A concept for synergetic retrievals of self-consistent aerosol property climate data records

The influence of aerosols on climate is determined not only by their global distribution but also by their composition. However, a large fraction of the development efforts for satellite-based aerosol retrievals has focused on inverting the total column aerosol optical depth (AOD) from different single instruments. As the information content of single instruments is smaller than necessary to retrieve a comprehensive quantification of all parameters of the atmospheric aerosol, there is a need for using auxiliary information to fill this gap (e.g. pre-defined optical aerosol properties, climatological vertical profiles, ...). Retrievals inverting further aerosol parameters from one instrument (e.g. Fine Mode or Dust AOD) depend on the auxiliary assumptions and on the sensitivity of the available instrument channels to the various aerosol properties. This leads to inconsistencies even between AOD results and certainly for additional parameters inverted from different sensors. Examples of consequential inconsistencies are the step in the AOD Climate Data Record built from subsequent pieces from similar instruments but with opposing viewing directions in the “dual view radiometer” series (A)ATSR(-2) and SLSTR) or the combined use of retrieval results from thermal with UV-VIS instruments at the same wavelength (usually 550 nm). For both examples, synergetic retrievals hold the potential to reduce the dependence on assumed properties and thus improve consistency.

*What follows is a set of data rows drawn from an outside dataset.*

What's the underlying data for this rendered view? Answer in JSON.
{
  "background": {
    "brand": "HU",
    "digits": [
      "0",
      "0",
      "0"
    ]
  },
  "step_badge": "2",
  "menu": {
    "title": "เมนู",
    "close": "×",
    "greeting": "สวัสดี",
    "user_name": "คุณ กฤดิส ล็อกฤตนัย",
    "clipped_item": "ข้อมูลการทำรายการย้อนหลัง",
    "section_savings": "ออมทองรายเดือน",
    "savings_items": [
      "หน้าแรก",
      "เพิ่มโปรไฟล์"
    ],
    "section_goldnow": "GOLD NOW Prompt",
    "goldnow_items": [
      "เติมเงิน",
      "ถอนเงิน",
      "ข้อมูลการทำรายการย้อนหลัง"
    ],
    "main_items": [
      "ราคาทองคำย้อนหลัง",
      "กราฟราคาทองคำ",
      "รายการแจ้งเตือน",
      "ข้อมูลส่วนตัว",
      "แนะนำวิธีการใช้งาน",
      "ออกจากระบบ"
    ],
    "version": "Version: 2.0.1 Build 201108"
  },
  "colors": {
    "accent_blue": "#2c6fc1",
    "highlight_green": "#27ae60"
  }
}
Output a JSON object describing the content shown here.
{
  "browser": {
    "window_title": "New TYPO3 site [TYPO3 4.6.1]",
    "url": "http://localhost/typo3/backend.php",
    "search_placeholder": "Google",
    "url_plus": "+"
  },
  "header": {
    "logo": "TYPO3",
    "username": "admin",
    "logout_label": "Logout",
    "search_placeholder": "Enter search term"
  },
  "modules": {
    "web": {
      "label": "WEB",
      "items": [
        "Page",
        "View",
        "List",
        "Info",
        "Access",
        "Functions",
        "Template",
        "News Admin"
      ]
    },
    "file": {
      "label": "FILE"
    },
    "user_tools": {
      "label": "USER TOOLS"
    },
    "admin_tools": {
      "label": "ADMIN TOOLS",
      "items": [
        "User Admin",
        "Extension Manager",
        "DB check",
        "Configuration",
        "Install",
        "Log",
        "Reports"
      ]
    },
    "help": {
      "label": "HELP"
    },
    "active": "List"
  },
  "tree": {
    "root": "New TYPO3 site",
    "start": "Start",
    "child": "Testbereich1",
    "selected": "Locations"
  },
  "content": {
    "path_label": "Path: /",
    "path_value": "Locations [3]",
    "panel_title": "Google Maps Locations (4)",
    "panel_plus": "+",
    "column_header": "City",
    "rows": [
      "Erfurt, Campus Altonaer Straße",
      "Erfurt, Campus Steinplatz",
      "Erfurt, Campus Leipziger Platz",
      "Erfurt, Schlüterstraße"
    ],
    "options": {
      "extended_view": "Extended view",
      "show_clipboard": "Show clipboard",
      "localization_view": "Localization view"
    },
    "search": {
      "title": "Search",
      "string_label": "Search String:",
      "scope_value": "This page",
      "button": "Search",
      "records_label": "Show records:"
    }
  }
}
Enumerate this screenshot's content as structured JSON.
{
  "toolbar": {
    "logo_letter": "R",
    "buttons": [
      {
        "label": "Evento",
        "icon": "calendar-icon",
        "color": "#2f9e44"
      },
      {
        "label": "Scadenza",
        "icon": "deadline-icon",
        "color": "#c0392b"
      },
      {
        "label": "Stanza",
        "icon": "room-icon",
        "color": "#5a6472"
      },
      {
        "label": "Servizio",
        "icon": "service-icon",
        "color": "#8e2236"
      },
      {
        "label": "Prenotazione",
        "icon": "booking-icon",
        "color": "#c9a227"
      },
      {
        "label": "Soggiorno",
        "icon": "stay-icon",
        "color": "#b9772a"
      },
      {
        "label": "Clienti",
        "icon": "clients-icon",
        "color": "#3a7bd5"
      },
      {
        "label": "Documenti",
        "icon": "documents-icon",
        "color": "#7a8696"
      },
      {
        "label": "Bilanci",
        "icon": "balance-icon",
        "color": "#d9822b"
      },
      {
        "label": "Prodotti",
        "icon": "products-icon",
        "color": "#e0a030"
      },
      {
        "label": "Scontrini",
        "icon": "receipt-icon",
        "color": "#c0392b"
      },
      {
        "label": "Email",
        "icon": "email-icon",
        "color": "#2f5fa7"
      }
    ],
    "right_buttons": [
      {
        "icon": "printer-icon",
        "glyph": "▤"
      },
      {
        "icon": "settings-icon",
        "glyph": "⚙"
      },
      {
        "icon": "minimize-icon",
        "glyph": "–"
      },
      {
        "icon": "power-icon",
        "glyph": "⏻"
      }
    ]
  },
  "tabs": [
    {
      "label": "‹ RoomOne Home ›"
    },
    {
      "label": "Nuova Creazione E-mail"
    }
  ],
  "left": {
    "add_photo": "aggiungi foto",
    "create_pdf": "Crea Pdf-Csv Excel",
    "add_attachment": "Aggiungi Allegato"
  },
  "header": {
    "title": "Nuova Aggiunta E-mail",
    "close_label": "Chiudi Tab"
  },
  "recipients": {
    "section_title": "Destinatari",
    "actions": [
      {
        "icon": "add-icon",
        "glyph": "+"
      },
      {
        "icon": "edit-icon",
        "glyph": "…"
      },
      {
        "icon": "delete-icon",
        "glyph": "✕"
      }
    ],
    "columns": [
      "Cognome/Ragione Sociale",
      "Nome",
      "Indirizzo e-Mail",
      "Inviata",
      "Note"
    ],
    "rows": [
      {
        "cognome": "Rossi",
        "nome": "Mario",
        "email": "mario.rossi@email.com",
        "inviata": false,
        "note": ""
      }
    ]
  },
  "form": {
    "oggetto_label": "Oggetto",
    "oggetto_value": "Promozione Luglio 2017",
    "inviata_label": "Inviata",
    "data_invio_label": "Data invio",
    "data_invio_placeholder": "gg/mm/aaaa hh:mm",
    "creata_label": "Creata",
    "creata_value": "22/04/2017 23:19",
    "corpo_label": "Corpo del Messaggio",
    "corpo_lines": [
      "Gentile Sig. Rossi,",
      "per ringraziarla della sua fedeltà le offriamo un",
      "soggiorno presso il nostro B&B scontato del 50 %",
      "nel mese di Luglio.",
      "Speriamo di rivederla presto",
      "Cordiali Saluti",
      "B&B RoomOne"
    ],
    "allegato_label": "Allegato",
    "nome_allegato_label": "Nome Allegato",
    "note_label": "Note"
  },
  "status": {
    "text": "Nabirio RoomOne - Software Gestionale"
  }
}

It can be argued that each new generation of satellite instruments offers new additional capabilities so that the most recent era of multi-angle, multi-spectral polarimeters provide significantly larger information content and are thus able to invert more aerosol parameters. However, the wealth of satellite-based aerosol climate-relevant time series dating back to early 1980s comes from much simpler instruments. Here I see the largest field of synergetic retrievals, ranging from combinations of AVHRR with TOMS over combinations of MODIS and MISR or AATSR / MERIS / SCIAMACHY (and IASI) and their successor instruments.

One alternative road to achieve this could be in data assimilation of single-sensor aerosol retrieval results. However, any inconsistency of those separate pieces ingested into an atmospheric model will create difficulties and, in addition, the effort for including several independent satellite aerosol products (error covariance matrices, bias corrections) has put a stringent limitation so far. Ultimately, the use of all available information from different sensors offers the perspective of “self-consistent” results.

Building on lessons from the decade of Aerosol_cci developments and my own early and simplistic synergetic retrievals (SYNAER with AATSR and SCIAMACHY), this work presents a conceptual framework for advancing synergetic aerosol retrieval methodologies. Key elements include multi-sensor information content analysis, strategies for addressing historical data gaps and practical challenges (e.g. cross-calibration, cross-channel correlations, colocations and differences in field of views). In combination with priorities for needed parameters and length and gaps in historic records, this paper aims to establish a roadmap for synergetic aerosol retrievals, paving the way for more robust and comprehensive, i.e. self-consistent climate data records.